On the whole, experts are on board with several of the principles of Reno’s clean eating. Eating breakfast within one hour of waking, for example. Eating around 20g of protein with every meal (to control appetite and maintain muscle). Eat lean meats and choose healthy fats instead of saturated fats and trans fats. Eat more foods closer to their natural state instead of processed foods.

It’s easy to see how even just these principles alone could make you leaner. If you’re eating more vegetables, wholegrains and lean meats, and drinking more water instead of juices and soft drinks, then no doubt you’re cutting back on those ‘easy’ calories from sugars, excess fats and processed foods. There’s more to it than that, too. A Harvard School of Public Health study of over 120,000 healthy people concluded straight up that consumption of processed foods higher in starches, refined grains, fats, and sugars can increase weight gain. What’s more, many processed foods contain trans fats to extend the food’s use-by date, and these trans fats encourage fat storage in the body, particularly to the belly.

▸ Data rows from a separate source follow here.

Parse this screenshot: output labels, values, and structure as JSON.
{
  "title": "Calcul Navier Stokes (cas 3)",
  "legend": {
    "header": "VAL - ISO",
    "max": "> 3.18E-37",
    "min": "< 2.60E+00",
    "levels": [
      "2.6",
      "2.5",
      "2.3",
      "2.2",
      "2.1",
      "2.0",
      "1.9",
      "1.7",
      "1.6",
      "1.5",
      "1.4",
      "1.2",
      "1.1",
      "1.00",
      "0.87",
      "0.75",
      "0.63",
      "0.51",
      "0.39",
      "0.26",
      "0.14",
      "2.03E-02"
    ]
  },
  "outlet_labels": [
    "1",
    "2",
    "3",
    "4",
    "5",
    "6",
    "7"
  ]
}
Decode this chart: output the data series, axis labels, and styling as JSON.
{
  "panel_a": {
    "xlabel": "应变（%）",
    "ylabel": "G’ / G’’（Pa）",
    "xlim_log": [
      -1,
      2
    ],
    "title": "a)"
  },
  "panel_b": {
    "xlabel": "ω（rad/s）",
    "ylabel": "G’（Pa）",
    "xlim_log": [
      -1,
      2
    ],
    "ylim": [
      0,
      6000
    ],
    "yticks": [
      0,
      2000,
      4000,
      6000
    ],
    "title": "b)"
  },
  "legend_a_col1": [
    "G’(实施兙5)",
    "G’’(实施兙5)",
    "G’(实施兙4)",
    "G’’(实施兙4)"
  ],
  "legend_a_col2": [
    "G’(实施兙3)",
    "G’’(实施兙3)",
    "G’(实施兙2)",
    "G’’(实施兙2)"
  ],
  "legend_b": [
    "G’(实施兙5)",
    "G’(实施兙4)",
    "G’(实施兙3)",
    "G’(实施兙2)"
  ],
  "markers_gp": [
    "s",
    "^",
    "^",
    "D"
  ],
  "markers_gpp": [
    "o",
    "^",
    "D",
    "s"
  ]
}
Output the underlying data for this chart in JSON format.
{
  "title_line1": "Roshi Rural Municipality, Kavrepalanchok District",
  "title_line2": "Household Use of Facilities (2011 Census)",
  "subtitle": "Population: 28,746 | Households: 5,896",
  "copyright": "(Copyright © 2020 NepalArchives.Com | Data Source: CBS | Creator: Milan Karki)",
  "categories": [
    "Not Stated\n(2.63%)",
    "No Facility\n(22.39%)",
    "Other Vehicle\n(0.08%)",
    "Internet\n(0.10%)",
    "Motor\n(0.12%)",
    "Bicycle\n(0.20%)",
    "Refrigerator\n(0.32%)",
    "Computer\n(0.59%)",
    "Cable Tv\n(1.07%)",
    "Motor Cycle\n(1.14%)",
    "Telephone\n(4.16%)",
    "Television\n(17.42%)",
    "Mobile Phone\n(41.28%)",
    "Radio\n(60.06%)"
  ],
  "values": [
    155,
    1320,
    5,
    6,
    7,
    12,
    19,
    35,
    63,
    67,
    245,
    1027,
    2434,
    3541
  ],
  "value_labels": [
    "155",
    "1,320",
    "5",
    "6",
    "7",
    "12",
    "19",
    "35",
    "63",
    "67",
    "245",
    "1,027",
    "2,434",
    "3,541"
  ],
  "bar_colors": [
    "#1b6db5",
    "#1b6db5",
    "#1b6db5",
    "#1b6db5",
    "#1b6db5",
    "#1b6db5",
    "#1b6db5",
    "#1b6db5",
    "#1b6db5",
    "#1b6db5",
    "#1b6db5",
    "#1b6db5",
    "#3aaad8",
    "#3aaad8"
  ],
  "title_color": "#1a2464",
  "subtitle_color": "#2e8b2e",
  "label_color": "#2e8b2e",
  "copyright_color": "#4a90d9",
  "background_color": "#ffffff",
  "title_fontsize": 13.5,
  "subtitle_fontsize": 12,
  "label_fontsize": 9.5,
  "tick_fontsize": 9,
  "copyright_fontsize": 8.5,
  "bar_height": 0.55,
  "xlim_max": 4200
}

However, dietitians and nutrition scientists draw the line against some of the clean eating “pseudoscience” and “naturalistic fallacies”. These include:

  • Recommendations for supplement and even drug treatments ranging from bee pollen to human growth hormone and vitamin K.
  • Eat 5-6 meals a day/eat every 2-3 hours. This may help portion control for some people or create the illusion of not missing out on food. Another way to look at it is that you have more frequent opportunities to overeat and you focus too much on food as a routine or an outlet for boredom or to get up from your workdesk, etc. It’s not the silver bullet for weight loss or “boosting metabolism”, according to a review of studies on the subject.
  • Drink 2-3 litres of water a day. The benefits of this are unfounded and often blamed on a popular fallacy. Remember that you consume water in food, too. If you eat more fresh foods, your food will be richer in water content anyway.
  • Avoid chemicals, preservatives and artificial sugar. Sounds good, but it’s not possible to avoid chemicals and preservatives in food – salt is both, for instance. Reno also demonizes sugar substitutes, claiming they “work against you just as much as white sugar does”, but experts say there is no persuasive evidence to demonstrate that artificial sweeteners are harmful.
  • Any suggestion that calories don’t really matter when you’re “eating clean” – they do. The energy in, energy out account balance still applies (i.e. you will still get fat if you eat too much clean food).
  • It is “elitist”. Marketers will call products “clean” when they really just contain trendy versions of sugar (e.g. agave, cold-pressed fruit juices) or loads of saturated fat (e.g. coconut oil). Not everyone can get to farmer’s markets either, but processed and packaged goods such as wholegrain bread, dried or tinned beans, frozen vegetables and even canned deep-sea fish will do just fine, experts say. And eating more veges? Just figure out how to make that work for you – yes, even using conventionally grown or frozen veg. It doesn’t have to be organic brukale, kelp or microgreens – as long you aim to get a range of colours in your veges, you will get a range of nutrients.

Another common factor of clean eating is the denial principle – the philosophy that we are all baseless animals with the same metabolisms, digestive tolerance or activity levels, and we can’t be trusted to control ourselves with entire food groups. So NO dairy, NO grains, NO sugars, fruits, or whatever is the subject of that particular righteous eating cult’s hang-up. Sure, skip a food because you’re allergic to it, or because of religion, morals, it just doesn’t agree with you. Otherwise, learn to eat that food in its healthier forms, and have it in amounts and at a frequency that’s the right fit your body and your lifestyle.

So keep it simple, keep it sustainable. A version of ‘clean eating’ that isn’t too restrictive, expensive or time consuming will be one that you can stick to, and it is consistency over the long term that will help get you lean and healthy – and stay that way.